Even after hitting the first four winners - including a 25-1 upsetter in a field in which he had presciently included all the horses on his ticket - Brubaker didn't permit himself get too excited. He had a single horse in each of the last two races. Bluebird Day was a solid favorite in the 11th race, but his choice in the 10th, Hal's Hope, was winless since July and had a trainer who was 0 for 42 at the meeting.

When Hal's Hope led all the way, Brubaker started entertaining visions of glory. He held the only live ticket in the pick six, and it would be worth $35,258 if Bluebird Day - the heavy favorite - won.
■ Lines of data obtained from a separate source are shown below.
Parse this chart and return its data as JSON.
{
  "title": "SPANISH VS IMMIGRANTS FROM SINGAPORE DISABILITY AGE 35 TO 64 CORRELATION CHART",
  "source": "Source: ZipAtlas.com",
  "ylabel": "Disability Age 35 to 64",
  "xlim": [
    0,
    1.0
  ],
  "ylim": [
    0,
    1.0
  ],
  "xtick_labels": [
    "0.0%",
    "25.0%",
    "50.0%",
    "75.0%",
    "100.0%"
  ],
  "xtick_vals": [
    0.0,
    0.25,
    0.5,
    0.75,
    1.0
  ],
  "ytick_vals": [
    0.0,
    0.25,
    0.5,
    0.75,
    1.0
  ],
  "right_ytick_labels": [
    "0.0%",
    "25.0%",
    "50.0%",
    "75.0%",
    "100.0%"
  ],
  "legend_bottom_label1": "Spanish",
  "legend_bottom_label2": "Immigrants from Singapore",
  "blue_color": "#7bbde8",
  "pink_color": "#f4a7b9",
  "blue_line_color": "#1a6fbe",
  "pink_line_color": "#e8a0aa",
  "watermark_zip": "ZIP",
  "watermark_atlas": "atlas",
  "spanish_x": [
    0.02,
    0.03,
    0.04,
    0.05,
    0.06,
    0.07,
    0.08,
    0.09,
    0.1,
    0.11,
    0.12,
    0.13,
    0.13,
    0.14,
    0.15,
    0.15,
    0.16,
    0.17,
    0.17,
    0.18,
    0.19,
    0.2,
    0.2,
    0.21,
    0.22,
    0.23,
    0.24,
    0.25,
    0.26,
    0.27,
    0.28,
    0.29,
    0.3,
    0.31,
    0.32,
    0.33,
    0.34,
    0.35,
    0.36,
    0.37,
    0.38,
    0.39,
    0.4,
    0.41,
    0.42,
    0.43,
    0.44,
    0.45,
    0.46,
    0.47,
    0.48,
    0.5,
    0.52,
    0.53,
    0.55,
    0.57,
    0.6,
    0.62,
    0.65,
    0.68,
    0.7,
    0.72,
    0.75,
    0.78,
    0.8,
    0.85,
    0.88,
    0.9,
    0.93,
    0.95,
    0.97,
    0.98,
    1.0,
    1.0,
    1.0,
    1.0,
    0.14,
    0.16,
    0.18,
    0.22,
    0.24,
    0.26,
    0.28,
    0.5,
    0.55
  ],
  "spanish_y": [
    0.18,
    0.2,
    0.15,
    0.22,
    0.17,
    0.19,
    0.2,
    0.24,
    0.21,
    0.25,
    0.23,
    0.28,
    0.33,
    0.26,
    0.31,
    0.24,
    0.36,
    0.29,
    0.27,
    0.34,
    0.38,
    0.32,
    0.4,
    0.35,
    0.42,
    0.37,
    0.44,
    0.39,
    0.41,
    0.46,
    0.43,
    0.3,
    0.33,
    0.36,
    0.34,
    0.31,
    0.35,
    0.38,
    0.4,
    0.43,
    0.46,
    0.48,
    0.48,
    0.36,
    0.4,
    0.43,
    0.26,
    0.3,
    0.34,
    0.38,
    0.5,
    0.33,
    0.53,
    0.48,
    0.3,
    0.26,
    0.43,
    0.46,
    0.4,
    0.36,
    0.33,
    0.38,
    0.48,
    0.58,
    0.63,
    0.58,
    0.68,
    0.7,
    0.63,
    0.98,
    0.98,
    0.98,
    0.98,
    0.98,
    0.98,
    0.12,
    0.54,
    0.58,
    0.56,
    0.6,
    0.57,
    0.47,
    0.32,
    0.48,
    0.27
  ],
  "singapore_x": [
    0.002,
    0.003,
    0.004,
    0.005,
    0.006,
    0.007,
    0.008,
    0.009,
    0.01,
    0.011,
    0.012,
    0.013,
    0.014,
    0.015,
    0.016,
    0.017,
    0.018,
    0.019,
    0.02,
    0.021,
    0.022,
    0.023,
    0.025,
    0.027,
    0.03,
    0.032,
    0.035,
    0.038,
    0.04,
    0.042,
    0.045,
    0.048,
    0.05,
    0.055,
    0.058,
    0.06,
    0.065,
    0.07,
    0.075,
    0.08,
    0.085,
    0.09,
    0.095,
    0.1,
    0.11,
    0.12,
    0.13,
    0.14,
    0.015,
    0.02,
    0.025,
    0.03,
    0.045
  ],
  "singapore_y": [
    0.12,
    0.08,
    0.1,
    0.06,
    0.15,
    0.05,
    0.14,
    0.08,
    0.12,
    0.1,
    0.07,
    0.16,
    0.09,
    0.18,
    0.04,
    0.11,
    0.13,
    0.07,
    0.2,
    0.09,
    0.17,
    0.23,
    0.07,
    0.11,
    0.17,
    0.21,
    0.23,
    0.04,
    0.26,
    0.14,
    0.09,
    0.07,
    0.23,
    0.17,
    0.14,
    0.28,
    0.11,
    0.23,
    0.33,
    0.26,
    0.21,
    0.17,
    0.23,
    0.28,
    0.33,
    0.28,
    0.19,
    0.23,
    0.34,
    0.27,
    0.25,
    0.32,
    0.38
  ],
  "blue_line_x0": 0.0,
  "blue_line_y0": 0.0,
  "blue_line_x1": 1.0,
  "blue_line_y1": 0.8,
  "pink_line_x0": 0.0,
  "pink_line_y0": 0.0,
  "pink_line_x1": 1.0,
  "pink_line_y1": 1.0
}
But 12 minutes before post time, track announcer Vic Stauffer stunned the crowd by informing them: "Ladies and gentlemen, the 11th race has been taken off the turf and will be run on the main track."

The jocks' revolt had been led by Rene Douglas, who told Daily Racing Form, "I've got a black eye and was almost knocked down by a clod in the ninth race." Scott Savin, the track president, insisted nothing was wrong with the turf course. "What got me irate," he said, "was that they had ridden the sixth race on the turf and nobody said a peep. The jockeys don't run the show, and they shouldn't be able to bring it to a grinding halt."

Brubaker was irate, too. "I'm the most calm guy in the world," he said, "but I went crazy. If they're going to take it off the turf, they've got to tell you before you bet." He phoned Mortenson, his partner, who thought he was playing a cruel joke. Bigelow was crying.

A couple of minutes after the announcement, Bluebird Day was scratched, along with two other horses in the field. Under the rules for both the pick six and the pick three, a scratched horse is replaced by the post-time favorite. (Daily double bettors receive a consolation payoff.) But since there was nobody in the field with dirt form, there could be no solid favorite and Brubaker said, "I knew I was dead."

He was. An impossible-looking 24-1 shot won the ninth race, busting out any bettor who had inherited the post-time favorite.

Brubaker and partners did collect the lone consolation ticket for having five winners, worth $7,625, but not the $35,258 jackpot. Savin said, "He couldn't have been too upset if he got the consolation." Brubaker did not share the track president's opinion.

Last-minute switches of turf races are not unprecedented. Some years ago, a horseplayer named Red Tucker picked the first eight winners in the pick nine at Hollywood Park but missed a seven-digit payoff when the sprinkler system on the turf course malfunctioned and forced a last-minute transfer of the ninth race to the dirt. The sport needs to deal with such situations in a fairer way, and should do it this way: In pick threes, tracks should treat the switched race as if it were canceled and pay off on the basis of a pick two. The same would be true in a pick six; bettors who picked five would share the entire pool wagered that day, but they wouldn't be entitled to any share of the carry-over jackpot.

However, there was a larger issue than pick-six rules involved here Sunday. Nobody would question jockeys' refusal to ride under unsafe conditions; theirs is a dangerous profession under the best of circumstances. But they had ridden two races earlier in the day, and they rode in two turf races Monday, so how bad could the turf have been at 5:38 p.m. Sunday? In marginal situations, the jockeys ought to remember that the betting public has a stake in this sport, too.

Jockeys, like horsemen and management, tend to forget that the bettors make possible the existence of the racing industry. "It seems," said Brubaker, "that they have no regard for people who are making money for them." The population of committed bettors is dwindling steadily, and Gulfstream alienated a few more Sunday.